20 de setembro – sábado (15 dias antes) -
data a partir da qual nenhum candidato poderá ser detido ou
preso, salvo em flagrante delito.
25 de setembro – quinta-feira (10 dias antes) - último
dia para o eleitor requerer a segunda via do título eleitoral.
30 de setembro – terça-feira (5 dias antes) -
data a partir da qual e até 48 horas depois do encerramento
da eleição, nenhum eleitor poderá ser preso
ou detido, salvo em flagrante delito, ou em virtude de sentença
criminal condenatória por crime inafiançável,
ou, ainda, por desrespeito a salvo-conduto.
2 de outubro – quinta-feira (3 dias antes) - último
dia para a divulgação da propaganda eleitoral gratuita
no rádio e na televisão, em comícios ou reuniões
públicas e a realização de debates.
3 de outubro – sexta-feira (2 dias antes) - último dia
para a divulgação paga, na imprensa escrita, de propaganda eleitoral,
no espaço máximo, por edição, para cada candidato,
partido político ou coligação, de um oitavo de página
de jornal padrão e um quarto de página de revista ou tablóide. Último
dia para propaganda eleitoral em páginas institucionais na Internet.
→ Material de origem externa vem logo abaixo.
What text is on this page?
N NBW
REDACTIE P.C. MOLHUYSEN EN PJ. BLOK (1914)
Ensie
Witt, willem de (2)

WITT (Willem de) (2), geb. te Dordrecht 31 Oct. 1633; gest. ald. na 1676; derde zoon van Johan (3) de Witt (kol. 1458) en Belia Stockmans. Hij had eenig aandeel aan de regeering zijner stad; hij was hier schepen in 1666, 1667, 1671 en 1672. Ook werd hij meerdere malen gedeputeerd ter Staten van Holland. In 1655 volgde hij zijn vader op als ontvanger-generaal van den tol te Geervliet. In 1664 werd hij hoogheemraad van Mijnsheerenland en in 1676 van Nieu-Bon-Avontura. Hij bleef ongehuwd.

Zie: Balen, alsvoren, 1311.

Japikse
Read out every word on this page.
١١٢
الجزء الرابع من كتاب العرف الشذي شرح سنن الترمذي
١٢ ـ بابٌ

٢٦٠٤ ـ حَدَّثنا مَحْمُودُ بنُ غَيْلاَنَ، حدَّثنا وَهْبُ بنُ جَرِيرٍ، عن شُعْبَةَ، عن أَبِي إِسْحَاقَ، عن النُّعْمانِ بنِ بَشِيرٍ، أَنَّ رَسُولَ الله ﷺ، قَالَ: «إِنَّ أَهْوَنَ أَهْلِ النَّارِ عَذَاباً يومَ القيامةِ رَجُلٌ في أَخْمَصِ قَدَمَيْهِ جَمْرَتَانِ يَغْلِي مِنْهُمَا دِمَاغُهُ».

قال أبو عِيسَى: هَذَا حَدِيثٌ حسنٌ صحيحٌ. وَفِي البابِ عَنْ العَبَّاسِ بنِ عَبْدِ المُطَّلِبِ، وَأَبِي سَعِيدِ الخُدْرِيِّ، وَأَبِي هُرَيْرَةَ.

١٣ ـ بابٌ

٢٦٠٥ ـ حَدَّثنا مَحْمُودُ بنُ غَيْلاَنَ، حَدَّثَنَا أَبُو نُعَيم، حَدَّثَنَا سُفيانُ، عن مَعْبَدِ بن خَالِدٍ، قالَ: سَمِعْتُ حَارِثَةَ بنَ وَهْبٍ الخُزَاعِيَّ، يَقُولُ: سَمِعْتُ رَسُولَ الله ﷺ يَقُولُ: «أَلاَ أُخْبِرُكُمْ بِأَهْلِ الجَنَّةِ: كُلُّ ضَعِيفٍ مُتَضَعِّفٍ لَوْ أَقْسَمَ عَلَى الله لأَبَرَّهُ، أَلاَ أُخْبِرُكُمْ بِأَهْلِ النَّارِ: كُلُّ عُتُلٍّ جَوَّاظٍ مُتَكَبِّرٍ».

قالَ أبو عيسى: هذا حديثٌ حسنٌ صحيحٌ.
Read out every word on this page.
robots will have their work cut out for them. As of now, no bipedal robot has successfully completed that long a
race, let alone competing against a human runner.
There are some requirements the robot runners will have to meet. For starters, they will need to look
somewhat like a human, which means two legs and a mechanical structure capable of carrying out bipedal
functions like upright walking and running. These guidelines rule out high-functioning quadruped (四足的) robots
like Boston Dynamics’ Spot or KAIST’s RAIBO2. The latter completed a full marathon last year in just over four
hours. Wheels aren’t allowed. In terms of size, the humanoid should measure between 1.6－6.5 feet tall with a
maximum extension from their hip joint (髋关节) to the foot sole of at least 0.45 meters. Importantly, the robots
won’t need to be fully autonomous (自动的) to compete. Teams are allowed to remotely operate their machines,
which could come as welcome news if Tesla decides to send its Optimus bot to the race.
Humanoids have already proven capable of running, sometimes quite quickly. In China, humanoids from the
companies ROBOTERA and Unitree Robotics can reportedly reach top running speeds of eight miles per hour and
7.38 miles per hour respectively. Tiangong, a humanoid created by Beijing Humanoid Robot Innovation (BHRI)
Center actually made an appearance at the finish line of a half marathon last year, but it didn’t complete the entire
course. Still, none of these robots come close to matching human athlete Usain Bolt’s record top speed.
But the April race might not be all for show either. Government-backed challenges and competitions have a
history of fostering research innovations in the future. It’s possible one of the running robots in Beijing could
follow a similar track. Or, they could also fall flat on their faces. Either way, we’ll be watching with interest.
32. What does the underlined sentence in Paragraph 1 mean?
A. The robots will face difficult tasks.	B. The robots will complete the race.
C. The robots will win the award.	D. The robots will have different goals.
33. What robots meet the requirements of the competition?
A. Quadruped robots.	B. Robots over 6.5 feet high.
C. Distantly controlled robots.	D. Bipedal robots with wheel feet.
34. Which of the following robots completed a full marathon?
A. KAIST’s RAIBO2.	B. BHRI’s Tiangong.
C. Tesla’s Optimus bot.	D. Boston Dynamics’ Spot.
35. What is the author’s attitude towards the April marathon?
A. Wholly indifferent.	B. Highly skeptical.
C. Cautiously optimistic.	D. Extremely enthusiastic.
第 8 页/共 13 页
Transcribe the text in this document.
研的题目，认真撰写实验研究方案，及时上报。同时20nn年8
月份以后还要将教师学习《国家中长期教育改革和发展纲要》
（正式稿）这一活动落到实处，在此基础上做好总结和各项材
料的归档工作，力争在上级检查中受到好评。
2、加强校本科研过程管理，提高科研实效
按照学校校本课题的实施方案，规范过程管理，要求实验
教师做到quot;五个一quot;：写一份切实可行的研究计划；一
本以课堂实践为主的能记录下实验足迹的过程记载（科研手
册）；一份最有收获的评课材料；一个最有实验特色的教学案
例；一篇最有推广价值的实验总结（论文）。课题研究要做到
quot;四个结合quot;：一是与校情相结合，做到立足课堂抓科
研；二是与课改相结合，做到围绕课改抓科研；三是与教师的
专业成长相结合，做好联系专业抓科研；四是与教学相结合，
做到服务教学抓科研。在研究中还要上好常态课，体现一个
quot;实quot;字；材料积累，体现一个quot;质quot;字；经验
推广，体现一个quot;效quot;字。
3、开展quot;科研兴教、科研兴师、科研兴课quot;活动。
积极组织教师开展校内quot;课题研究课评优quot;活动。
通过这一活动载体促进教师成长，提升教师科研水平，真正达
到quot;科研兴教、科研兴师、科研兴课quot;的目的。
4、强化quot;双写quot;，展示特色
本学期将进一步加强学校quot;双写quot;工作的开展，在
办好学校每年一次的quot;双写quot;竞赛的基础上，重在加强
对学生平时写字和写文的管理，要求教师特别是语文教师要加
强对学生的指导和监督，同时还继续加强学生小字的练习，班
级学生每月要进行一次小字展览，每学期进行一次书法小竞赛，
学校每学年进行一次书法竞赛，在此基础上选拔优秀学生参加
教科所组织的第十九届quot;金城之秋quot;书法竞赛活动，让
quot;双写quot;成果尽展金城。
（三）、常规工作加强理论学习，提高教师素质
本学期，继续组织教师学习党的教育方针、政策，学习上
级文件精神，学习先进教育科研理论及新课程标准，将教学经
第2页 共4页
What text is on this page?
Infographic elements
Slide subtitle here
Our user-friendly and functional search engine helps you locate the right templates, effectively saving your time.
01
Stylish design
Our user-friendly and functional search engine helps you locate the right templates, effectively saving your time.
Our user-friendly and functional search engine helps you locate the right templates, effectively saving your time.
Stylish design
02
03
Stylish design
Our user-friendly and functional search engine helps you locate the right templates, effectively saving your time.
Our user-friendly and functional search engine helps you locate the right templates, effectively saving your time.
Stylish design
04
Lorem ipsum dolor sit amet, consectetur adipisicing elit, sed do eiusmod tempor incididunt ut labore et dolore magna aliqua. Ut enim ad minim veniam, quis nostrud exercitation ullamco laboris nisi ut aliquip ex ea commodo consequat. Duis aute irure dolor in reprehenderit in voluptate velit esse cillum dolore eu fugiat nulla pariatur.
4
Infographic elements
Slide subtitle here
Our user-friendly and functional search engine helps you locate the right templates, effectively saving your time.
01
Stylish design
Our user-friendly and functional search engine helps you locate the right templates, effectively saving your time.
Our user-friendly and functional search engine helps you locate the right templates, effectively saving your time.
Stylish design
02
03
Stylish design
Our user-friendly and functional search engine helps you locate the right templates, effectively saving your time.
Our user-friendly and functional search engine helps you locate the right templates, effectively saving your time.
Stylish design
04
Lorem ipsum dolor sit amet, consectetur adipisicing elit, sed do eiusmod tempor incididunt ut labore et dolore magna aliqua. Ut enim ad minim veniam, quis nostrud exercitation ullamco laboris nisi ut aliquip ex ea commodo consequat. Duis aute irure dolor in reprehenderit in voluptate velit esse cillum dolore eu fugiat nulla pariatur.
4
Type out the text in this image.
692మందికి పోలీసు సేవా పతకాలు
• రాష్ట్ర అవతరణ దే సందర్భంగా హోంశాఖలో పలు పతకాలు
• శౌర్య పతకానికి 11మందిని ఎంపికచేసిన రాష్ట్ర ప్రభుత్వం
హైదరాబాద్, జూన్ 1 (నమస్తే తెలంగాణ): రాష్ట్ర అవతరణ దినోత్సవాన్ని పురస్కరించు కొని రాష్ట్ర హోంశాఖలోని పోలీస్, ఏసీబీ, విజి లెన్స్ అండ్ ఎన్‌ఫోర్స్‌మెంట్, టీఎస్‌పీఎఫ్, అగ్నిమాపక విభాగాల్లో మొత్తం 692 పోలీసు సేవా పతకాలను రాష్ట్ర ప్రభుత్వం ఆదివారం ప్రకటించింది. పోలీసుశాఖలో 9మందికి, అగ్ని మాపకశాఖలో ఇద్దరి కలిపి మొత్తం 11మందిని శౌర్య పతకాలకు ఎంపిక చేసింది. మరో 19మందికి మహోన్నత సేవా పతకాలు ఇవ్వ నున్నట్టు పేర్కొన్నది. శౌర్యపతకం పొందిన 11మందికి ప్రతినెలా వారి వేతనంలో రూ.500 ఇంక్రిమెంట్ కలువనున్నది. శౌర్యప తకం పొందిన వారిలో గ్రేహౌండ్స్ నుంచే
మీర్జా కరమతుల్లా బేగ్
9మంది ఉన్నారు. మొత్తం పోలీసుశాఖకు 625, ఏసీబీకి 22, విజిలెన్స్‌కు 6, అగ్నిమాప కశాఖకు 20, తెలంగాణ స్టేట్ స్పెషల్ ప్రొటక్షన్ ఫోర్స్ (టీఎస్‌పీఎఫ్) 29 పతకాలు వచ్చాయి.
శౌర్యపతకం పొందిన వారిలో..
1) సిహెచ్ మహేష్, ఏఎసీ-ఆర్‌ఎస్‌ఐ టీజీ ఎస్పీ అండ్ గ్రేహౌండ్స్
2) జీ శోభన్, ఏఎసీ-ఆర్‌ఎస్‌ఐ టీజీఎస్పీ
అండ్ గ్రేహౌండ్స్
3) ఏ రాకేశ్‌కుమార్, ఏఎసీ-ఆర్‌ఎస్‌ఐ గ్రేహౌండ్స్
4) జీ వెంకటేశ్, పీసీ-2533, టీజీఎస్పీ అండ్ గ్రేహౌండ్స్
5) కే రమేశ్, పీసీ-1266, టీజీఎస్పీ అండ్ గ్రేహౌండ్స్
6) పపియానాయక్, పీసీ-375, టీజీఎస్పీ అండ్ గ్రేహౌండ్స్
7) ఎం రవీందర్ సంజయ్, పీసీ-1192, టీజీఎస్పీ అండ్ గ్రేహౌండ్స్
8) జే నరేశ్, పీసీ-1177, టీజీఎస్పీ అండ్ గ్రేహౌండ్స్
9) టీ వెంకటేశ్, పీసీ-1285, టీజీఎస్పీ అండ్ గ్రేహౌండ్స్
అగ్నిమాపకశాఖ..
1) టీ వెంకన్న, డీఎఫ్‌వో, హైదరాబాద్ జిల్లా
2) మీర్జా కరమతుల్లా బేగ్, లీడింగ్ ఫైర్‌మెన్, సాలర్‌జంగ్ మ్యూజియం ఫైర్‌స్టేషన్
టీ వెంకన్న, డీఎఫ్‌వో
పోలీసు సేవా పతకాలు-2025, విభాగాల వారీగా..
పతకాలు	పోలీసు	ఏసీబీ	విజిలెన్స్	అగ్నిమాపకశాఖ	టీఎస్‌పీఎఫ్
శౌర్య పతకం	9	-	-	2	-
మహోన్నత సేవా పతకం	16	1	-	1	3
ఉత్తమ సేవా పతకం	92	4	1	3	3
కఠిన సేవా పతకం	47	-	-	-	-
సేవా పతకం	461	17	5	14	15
4 de outubro – sábado (1 dia antes) - último dia
para a propaganda eleitoral mediante alto-falantes ou amplificadores de som,
entre as 8 horas e as 22 horas, bem como para a promoção de comício
ou utilização de aparelhagem de sonorização fixa,
entre as 8 horas e as 24 horas. Último dia para a promoção
de carreata e distribuição de material de propaganda política.
5 de outubro de 2008 – domingo - realização das
eleições. Das 8h às 17h.
7 de outubro – terça-feira - início
da propaganda eleitoral do segundo turno.
Data a partir da qual será permitida a propaganda eleitoral mediante
alto-falantes ou amplificadores de som, entre as 8 horas e as 22 horas, bem
como a promoção de comício ou utilização
de aparelhagem de sonorização fixa, entre 8 horas e às
24 horas.
Data a partir da qual será permitida a promoção de carreata
e distribuição de material de propaganda política.
13 de outubro – segunda-feira - início
da propaganda eleitoral gratuita, no rádio e na televisão,
relativo ao segundo turno.
23 de outubro – quinta-feira (3 dias antes) - último
dia para a propaganda política mediante comícios ou
reuniões públicas.
24 de outubro – sexta-feira (2 dias antes) - último dia
para a divulgação da propaganda eleitoral gratuita no rádio
e na televisão; último dia para a divulgação paga,
na imprensa escrita, de propaganda eleitoral, no espaço máximo,
por edição, para cada candidato, partido político ou coligação,
de um oitavo de página de jornal padrão e um quarto de página
de revista ou tablóide. Último dia para a realização
de debates. Último dia para propaganda eleitoral em páginas institucionais
na Internet.
25 de outubro – sábado (1º dia antes) - último
dia para a propaganda eleitoral mediante alto-falantes ou amplificadores de
som, entre as 8 horas e às 22 horas, bem como para a promoção
de comício ou utilização de aparelhagem de sonorização
fixa, entre as 8 horas e às 24 horas. Último dia para a promoção
de carreata e distribuição de material de propaganda política.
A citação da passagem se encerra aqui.